I headed out for a long training run in a pair of old running shoes and when it was about 85 degrees and the humidity level was 2 billion. Instead of getting an early start, I went later in the morning. Big mistakes. Not only did it take me more than three hours to run 18 miles, I wanted to just stop and take a nap. Almost completely spent, I finally had to stop and sit down on a rock in the shade near the Marriott resort, when my friend Philip Eliana drove by. He stopped to check on me and I got up slowly and walked over to the driver’s window.

“You’re limping,” he said. “Are you OK?”

“Yeah, just getting old. I’ve been sitting here a bit and it’s tough to get up.”

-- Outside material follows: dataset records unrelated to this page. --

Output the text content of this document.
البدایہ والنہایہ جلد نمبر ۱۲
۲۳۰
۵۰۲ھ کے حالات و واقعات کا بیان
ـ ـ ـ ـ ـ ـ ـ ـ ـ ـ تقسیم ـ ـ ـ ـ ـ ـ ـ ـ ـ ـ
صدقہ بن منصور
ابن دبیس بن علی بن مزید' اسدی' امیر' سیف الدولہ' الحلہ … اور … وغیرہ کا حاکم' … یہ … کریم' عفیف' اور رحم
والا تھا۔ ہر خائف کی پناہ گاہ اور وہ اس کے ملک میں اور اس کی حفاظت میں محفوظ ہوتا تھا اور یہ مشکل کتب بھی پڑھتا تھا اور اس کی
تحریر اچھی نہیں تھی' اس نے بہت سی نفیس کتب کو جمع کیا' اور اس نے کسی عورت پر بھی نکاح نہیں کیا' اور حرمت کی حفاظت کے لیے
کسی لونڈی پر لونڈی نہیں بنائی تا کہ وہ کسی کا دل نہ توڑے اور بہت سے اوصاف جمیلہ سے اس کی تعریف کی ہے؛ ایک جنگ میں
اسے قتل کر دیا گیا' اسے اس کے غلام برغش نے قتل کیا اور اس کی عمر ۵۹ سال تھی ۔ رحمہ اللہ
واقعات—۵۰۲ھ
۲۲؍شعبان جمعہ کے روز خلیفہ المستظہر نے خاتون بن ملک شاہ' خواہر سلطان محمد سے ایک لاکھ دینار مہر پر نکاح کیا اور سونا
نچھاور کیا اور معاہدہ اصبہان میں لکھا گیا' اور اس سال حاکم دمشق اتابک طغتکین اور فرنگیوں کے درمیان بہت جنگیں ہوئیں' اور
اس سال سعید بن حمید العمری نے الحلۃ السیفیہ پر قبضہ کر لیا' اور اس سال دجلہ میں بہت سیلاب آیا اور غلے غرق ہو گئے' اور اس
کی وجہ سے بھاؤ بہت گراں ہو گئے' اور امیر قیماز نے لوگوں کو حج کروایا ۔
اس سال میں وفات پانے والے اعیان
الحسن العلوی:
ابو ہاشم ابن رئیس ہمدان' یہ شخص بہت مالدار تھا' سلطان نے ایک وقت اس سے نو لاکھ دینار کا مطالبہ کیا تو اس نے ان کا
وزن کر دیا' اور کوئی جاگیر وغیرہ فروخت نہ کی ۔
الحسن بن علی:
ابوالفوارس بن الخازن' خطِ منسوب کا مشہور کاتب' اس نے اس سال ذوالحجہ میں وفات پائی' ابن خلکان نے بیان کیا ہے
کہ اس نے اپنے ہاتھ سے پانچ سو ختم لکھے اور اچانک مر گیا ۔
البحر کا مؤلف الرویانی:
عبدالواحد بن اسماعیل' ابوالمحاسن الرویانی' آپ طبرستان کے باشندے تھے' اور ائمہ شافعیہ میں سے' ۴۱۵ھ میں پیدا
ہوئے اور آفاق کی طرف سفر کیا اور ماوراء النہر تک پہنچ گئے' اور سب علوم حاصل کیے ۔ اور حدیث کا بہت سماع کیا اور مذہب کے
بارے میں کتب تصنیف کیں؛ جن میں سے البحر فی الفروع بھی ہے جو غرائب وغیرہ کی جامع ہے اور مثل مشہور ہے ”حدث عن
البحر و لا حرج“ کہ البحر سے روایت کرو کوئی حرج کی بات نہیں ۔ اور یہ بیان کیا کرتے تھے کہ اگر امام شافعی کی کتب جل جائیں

Believe it or not, the brief conversation and Philip’s energy and friendly face gave me enough of a boost to reach home. All good? Not quite. The next day, my left shin hurt. My right knee was twinging. I knew why: wearing old shoes I bought at the thrift store in the first place. Why do I do these things?

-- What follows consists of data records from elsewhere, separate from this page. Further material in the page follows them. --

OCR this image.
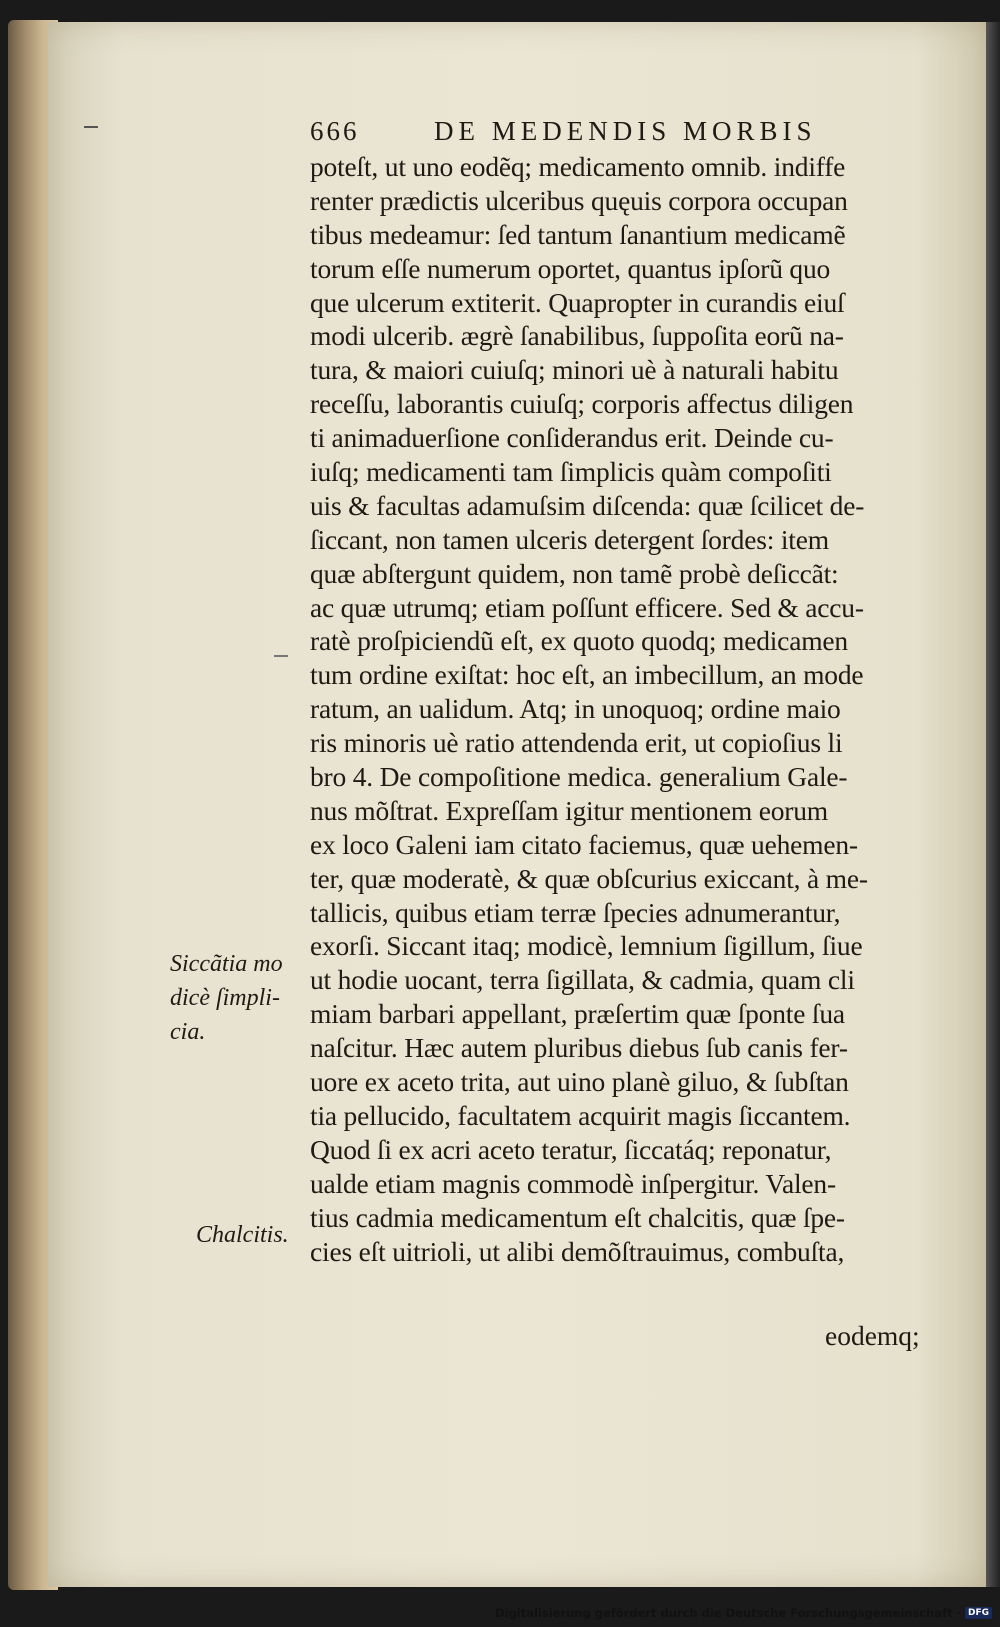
666	DE MEDENDIS MORBIS
poteſt, ut uno eodẽq; medicamento omnib. indiffe
renter prædictis ulceribus quęuis corpora occupan
tibus medeamur: ſed tantum ſanantium medicamẽ
torum eſſe numerum oportet, quantus ipſorũ quo
que ulcerum extiterit. Quapropter in curandis eiuſ
modi ulcerib. ægrè ſanabilibus, ſuppoſita eorũ na-
tura, & maiori cuiuſq; minori uè à naturali habitu
receſſu, laborantis cuiuſq; corporis affectus diligen
ti animaduerſione conſiderandus erit. Deinde cu-
iuſq; medicamenti tam ſimplicis quàm compoſiti
uis & facultas adamuſsim diſcenda: quæ ſcilicet de-
ſiccant, non tamen ulceris detergent ſordes: item
quæ abſtergunt quidem, non tamẽ probè deſiccãt:
ac quæ utrumq; etiam poſſunt efficere. Sed & accu-
ratè proſpiciendũ eſt, ex quoto quodq; medicamen
tum ordine exiſtat: hoc eſt, an imbecillum, an mode
ratum, an ualidum. Atq; in unoquoq; ordine maio
ris minoris uè ratio attendenda erit, ut copioſius li
bro 4. De compoſitione medica. generalium Gale-
nus mõſtrat. Expreſſam igitur mentionem eorum
ex loco Galeni iam citato faciemus, quæ uehemen-
ter, quæ moderatè, & quæ obſcurius exiccant, à me-
tallicis, quibus etiam terræ ſpecies adnumerantur,
exorſi. Siccant itaq; modicè, lemnium ſigillum, ſiue
ut hodie uocant, terra ſigillata, & cadmia, quam cli
miam barbari appellant, præſertim quæ ſponte ſua
naſcitur. Hæc autem pluribus diebus ſub canis fer-
uore ex aceto trita, aut uino planè giluo, & ſubſtan
tia pellucido, facultatem acquirit magis ſiccantem.
Quod ſi ex acri aceto teratur, ſiccatáq; reponatur,
ualde etiam magnis commodè inſpergitur. Valen-
tius cadmia medicamentum eſt chalcitis, quæ ſpe-
cies eſt uitrioli, ut alibi demõſtrauimus, combuſta,
eodemq;
Siccãtia mo
dicè ſimpli-
cia.
Chalcitis.
Digitalisierung gefördert durch die Deutsche Forschungsgemeinschaft · DFG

I’m too old for all this, of course. I should know better. But I’m the same guy who trained like mad for the Boston Marathon in 2005, worked myself into perhaps the best shape of my life, and the day before the race walked mile after mile after mile as my brother and I explored Beantown and hit the pubs. The next day, oh, all went well for about 10 miles or so. But I knew it couldn’t last. By Heartbreak Hill, I was broken. Instead of a glorious charge to the finish line, it was a sad old man shuffle.

I’m the same guy who decided not to swim in Lake Coeur d’Alene if the water was rough while preparing for the Ironman CDA. Afterall, surely it would be calm on race day. Imagine my terror when whitecaps whipped across the lake that morning. Let’s just say I didn’t get real far in the swim.

But redemption awaits at the Kauai Marathon on Sept. 6.

The goal is to break 3 hours and 40 minutes to qualify and return to Boston. So I’ve been training hard. Hills, track, long runs. Core exercises. Dieting. New shoes. Yep, I plan to be smart. Cut back on miles as the race nears, drink plenty of water, eat healthy stuff, and get lots of sleep. Show up early on race day, stay focused and charge triumphantly to the finish line where Ron Wylie can welcome me and call my name and I’ll wave and smile and get a kiss from my wife.

Yes, this is where I make no mistakes and cruise through this course, no matter the heat, humidity or hills. This is where I right all wrongs and wipe the slate clean.

There’s just one thing. I’m heading to Glacier National Park for some camping and trail running with family just two weeks before the marathon. That does involve bounding over rocks and roots and streams and perhaps seeing a grizzly bear or two. I guess that might not seem like a great idea to prepare for the Kauai Marathon, but really, what could go wrong?